Paul Rudd movies: box office
For instance, Paul Rudd’s domestic box office hits The 40-Year-Old Virgin (actually starring Steve Carell) and Knocked Up performed much better in North America than elsewhere: $109.4 million vs. $67.9 million for the former comedy; $148.8 million vs. $70.3 million for the latter. Role Models, costarring Paul Rudd and Seann William Scott, I Love You Man, costarring Jason Segel, and Dinner for Schmucks, costarring Steve Carell, did moderate business domestically: $67.3 million, $71.4 million, and $73 million* respectively. Internationally, however, all three movies bombed: $25.1 million, $20.2 million, and $13.8 million* (apparently incomplete) respectively, with most (or nearly so) of each film’s box office gross hailing from Australia and the UK.

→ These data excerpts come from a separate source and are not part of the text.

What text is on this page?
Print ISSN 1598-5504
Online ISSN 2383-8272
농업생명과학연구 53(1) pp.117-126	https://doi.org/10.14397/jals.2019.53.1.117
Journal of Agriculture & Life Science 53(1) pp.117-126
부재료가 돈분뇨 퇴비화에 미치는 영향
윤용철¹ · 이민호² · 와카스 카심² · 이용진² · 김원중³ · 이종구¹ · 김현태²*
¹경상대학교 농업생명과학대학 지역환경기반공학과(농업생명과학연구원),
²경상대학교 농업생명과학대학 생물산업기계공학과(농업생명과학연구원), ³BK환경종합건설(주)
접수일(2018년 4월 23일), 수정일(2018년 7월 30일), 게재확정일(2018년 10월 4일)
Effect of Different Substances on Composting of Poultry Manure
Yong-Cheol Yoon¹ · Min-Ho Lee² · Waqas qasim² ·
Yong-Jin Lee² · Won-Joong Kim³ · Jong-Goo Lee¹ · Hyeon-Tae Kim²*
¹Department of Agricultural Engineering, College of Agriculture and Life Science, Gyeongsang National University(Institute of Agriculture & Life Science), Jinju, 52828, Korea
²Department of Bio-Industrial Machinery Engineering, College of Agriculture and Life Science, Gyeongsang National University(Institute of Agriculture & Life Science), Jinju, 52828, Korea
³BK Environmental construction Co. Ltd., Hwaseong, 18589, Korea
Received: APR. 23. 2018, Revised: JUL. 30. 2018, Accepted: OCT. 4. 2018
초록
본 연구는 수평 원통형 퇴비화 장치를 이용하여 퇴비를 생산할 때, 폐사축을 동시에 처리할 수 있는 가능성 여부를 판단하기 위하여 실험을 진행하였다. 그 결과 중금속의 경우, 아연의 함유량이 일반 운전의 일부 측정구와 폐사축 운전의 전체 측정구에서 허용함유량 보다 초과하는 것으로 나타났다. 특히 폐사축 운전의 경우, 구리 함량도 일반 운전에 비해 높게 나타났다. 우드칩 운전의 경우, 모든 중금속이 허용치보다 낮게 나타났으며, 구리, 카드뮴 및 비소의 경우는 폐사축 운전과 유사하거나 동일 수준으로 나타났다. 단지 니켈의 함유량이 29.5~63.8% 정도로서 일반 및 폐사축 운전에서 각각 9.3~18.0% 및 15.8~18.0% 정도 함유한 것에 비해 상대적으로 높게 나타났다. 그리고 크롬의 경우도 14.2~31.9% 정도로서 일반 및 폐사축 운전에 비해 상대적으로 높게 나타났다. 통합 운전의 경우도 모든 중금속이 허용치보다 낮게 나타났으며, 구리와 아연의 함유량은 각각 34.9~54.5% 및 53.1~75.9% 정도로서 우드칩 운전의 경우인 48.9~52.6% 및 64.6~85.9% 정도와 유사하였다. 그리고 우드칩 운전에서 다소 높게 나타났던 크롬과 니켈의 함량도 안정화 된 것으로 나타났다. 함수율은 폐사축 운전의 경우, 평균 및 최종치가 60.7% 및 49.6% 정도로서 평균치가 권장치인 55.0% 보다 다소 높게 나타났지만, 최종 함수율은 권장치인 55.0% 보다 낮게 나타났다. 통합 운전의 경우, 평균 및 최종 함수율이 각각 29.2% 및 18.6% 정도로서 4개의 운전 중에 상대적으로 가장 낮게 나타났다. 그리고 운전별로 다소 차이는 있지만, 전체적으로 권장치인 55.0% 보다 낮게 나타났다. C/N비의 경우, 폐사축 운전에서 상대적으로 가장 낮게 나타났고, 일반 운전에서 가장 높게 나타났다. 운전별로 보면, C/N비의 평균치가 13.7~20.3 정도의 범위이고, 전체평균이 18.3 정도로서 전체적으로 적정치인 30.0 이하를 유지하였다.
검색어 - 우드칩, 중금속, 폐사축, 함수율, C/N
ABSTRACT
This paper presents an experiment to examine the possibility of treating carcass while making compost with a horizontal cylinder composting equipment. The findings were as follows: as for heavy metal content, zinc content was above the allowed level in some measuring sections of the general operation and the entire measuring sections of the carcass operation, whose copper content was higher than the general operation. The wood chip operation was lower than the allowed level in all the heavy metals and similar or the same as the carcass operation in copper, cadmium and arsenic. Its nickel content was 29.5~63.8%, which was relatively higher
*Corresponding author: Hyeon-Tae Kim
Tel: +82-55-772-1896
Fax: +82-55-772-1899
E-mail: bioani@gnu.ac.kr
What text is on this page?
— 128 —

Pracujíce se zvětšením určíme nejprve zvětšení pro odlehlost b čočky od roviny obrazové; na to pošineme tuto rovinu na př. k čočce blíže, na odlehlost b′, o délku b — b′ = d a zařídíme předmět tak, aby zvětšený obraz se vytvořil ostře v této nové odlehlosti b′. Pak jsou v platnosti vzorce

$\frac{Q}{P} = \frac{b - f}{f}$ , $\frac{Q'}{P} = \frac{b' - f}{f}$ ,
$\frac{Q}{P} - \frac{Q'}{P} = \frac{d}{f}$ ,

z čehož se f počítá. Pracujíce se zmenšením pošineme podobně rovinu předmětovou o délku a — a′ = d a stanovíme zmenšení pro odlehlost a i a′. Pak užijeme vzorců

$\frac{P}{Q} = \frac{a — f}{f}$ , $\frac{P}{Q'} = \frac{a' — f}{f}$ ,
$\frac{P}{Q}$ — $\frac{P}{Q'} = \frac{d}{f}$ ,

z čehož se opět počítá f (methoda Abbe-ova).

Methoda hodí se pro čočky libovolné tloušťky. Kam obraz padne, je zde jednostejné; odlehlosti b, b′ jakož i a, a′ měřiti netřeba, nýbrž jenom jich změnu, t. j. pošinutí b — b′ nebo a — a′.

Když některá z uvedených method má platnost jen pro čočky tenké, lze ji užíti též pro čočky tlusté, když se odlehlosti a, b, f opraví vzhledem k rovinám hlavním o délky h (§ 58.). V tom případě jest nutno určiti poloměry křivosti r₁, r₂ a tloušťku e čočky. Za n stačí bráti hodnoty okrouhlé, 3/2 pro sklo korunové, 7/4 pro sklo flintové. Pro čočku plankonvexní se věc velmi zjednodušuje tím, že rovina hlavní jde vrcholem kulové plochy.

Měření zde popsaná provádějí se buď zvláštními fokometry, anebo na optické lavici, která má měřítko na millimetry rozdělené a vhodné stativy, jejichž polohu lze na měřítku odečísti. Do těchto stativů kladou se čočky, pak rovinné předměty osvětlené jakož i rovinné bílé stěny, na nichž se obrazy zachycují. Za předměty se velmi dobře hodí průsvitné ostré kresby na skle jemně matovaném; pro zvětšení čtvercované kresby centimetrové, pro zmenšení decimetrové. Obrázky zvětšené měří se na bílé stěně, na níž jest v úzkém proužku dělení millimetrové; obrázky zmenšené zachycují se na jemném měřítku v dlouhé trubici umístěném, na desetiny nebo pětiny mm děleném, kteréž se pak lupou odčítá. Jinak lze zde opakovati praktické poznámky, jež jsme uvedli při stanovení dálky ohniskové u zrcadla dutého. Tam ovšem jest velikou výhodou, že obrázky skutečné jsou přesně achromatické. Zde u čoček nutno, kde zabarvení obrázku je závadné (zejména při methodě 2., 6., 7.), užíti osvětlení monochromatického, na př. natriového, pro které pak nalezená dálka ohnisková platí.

Hopefully, Paul Rudd will be able to redeem himself with one of the following upcoming movies: David Gordon Green’s Prince Avalanche, co-starring Emile Hirsch, and winner of the Best Director Silver Bear at this year’s Berlin Film Festival; Phil Morrison’s Almost Christmas, co-starring Paul Giamatti and Sally Hawkins; Evan Goldberg and Seth Rogen’s apocalypse-partying comedy This Is the End, with Rudd playing himself; and David Wain’s curiously titled They Came Together, featuring Rudd opposite The Avengers’ Cobie Smulders. Can’t say I have high hopes for Adam McKay’s Anchorman: The Legend Continues, with Will Ferrell, Steve Carell, and Harrison Ford.
As for Tina Fey, Admission‘s domestic opening-weekend grosses are quite a come down from Date Night ($25.2 million), which paired her with Steve Carell [not Steve Martin…], and Baby Mama ($17.4 million), co-starring Amy Poehler. Clearly, Fey (and Poehler’s) hosting of the 2013 Golden Globes ceremony is too far in the past to have made any impact at the Admission box office.
Admission movie cast
Besides Paul Rudd and Tina Fey, Admission features Wallace Shawn, Michael Sheen, Gloria Reuben, Lily Tomlin, and Dan Levy. Karen Croner is credited for the screenplay based on Jean Hanff Korelitz’s novel.